Ready for kindergarten? Gap between rich and poor narrows, Stanford study finds

August 26, 2016

By Miriam Wasserman

On the first day of kindergarten, poor children are already behind.

But the distance they need to cover to start school on par with richer kids has shortened – in spite of widening economic inequality – according to surprising new research co-authored by Stanford Graduate School of Education Professor Sean Reardon.

The study, conducted with Stanford GSE alumna Ximena Portilla, compared the achievement gaps between high- and lower-income children entering kindergarten in 1998 and 2010 using the most recent data from the U.S. Department of Education's Early Childhood Longitudinal Study (ECLS). It was published Aug. 26 inAERA Open, a peer-reviewed journal of the American Educational Research Association.

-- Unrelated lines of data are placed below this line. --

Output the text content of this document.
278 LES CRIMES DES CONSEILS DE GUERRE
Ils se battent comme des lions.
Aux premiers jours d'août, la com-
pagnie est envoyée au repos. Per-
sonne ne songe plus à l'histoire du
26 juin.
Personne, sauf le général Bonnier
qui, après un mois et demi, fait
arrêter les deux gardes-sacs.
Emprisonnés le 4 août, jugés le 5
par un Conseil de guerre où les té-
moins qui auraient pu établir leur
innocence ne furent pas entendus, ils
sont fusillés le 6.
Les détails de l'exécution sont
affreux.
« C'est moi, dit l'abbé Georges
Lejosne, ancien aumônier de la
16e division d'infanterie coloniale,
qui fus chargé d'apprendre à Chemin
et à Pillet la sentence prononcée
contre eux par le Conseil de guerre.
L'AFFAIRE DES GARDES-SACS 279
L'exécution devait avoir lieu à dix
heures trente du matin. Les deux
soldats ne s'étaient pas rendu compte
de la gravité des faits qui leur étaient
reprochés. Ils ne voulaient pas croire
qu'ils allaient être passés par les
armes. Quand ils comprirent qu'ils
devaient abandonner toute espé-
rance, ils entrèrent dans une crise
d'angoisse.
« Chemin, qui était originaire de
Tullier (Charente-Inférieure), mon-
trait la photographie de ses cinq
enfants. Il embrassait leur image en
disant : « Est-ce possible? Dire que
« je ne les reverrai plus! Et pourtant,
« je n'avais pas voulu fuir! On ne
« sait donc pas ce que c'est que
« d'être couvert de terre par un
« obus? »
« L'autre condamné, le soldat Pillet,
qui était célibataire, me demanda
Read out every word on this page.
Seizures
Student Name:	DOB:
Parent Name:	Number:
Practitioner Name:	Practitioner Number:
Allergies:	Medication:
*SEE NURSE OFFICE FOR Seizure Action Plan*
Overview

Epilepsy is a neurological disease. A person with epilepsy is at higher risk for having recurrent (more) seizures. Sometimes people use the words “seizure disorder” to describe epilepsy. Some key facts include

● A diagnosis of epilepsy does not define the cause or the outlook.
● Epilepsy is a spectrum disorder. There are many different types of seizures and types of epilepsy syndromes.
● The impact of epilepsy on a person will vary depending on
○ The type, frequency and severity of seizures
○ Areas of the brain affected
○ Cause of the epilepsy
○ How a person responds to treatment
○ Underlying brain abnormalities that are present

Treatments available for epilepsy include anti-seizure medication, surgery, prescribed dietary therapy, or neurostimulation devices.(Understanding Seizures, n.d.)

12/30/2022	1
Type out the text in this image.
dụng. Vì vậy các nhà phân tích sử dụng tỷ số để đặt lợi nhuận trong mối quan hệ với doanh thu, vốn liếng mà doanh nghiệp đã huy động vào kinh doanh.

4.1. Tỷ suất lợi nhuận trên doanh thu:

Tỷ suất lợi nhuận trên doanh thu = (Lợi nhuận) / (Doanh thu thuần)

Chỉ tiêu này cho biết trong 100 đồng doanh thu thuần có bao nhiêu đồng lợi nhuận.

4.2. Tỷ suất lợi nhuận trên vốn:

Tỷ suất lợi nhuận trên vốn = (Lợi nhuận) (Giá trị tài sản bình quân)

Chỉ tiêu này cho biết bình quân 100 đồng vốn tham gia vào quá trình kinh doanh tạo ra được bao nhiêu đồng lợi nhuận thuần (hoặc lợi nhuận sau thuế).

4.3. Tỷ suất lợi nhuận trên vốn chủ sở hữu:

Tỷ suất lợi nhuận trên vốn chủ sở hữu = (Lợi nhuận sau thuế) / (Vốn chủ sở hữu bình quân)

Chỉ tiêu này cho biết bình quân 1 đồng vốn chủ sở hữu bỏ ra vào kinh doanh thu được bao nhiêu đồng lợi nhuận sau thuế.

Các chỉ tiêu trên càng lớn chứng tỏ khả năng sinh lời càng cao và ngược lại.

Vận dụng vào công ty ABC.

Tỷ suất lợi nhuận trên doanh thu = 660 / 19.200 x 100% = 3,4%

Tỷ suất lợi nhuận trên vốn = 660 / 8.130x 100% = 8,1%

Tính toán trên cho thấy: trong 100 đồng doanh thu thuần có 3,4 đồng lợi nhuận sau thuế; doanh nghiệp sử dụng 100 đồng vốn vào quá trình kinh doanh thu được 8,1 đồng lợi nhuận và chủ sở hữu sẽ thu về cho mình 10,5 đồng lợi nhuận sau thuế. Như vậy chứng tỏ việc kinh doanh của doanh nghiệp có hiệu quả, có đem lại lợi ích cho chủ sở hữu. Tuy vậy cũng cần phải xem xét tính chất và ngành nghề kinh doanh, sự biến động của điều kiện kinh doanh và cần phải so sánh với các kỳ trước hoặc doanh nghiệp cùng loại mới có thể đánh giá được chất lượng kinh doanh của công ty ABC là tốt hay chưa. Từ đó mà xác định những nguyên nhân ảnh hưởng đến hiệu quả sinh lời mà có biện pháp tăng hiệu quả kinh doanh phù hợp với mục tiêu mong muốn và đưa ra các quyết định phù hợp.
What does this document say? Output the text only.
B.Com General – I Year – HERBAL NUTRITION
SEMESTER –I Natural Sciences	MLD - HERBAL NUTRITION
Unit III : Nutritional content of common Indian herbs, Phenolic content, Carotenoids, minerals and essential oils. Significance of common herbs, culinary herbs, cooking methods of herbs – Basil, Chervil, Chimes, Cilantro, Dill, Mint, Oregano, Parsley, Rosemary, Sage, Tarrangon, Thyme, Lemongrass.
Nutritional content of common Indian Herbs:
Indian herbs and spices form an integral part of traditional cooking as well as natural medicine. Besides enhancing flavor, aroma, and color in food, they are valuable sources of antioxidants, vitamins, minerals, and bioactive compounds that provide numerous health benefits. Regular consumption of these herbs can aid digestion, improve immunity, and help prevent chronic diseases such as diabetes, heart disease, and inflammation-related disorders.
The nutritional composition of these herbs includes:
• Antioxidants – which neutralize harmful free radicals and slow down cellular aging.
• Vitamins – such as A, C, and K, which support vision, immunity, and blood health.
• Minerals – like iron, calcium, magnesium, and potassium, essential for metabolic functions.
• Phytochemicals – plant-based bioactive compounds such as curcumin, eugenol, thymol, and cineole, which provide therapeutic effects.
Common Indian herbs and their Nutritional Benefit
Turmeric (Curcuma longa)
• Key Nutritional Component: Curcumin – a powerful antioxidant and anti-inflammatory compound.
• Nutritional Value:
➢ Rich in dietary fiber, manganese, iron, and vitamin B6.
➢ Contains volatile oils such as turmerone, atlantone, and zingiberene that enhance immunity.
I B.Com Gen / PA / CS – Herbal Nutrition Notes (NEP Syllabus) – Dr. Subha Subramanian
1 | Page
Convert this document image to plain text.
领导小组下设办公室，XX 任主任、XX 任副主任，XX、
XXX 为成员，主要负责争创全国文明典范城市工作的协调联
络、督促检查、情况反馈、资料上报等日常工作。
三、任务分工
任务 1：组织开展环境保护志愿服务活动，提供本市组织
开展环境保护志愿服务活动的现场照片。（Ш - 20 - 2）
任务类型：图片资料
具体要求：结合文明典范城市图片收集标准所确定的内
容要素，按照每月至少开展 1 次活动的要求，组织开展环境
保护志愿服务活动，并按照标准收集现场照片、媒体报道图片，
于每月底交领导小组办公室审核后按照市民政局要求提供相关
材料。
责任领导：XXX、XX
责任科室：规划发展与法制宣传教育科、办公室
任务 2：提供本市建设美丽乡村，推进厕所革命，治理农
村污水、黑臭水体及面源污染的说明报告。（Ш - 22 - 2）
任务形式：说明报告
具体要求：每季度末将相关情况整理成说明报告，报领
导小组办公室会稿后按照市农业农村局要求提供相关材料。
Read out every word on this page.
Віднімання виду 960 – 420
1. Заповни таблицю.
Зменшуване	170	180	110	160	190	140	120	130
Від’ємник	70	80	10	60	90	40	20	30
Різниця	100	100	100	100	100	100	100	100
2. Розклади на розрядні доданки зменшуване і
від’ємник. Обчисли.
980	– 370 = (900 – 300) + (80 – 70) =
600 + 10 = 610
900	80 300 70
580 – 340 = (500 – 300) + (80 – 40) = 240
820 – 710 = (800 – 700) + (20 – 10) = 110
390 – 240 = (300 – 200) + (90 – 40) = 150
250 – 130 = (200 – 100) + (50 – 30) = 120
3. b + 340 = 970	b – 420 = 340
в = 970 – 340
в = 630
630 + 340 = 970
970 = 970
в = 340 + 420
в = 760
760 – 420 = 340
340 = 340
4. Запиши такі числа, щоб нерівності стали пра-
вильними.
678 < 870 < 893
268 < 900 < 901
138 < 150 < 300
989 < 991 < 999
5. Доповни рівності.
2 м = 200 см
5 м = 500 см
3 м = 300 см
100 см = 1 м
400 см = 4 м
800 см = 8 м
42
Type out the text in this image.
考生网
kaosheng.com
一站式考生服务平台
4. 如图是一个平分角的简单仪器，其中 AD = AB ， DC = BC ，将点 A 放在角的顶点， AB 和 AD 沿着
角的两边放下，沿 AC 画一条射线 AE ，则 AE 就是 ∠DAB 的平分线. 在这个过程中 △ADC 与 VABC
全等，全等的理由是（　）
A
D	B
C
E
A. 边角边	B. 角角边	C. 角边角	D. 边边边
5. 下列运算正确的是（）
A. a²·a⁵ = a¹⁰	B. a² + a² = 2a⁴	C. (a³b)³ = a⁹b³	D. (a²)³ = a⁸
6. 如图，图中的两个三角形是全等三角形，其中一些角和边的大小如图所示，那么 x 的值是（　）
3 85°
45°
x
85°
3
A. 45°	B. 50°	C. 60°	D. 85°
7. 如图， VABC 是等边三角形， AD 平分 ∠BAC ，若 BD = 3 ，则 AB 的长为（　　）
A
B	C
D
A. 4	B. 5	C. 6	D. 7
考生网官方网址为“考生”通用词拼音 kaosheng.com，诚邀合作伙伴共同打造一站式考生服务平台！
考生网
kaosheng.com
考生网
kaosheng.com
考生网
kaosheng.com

The ECLS tests early literacy and numeracy to gauge how ready children are for kindergarten: Can they identify letters? Sound out words? Count? Recognize shapes and colors? These skills have grown in importance, as U.S. kindergarten classrooms have become more academically demanding.

Reardon and Portilla found that the gap between high- and lower-income students was 16 percent smaller for reading and 10 percent smaller for math in 2010 compared to 1998.

The gap between rich and poor kids at the start of schooling matters because differences in achievement by income do not change much as children go from kindergarten to higher grades.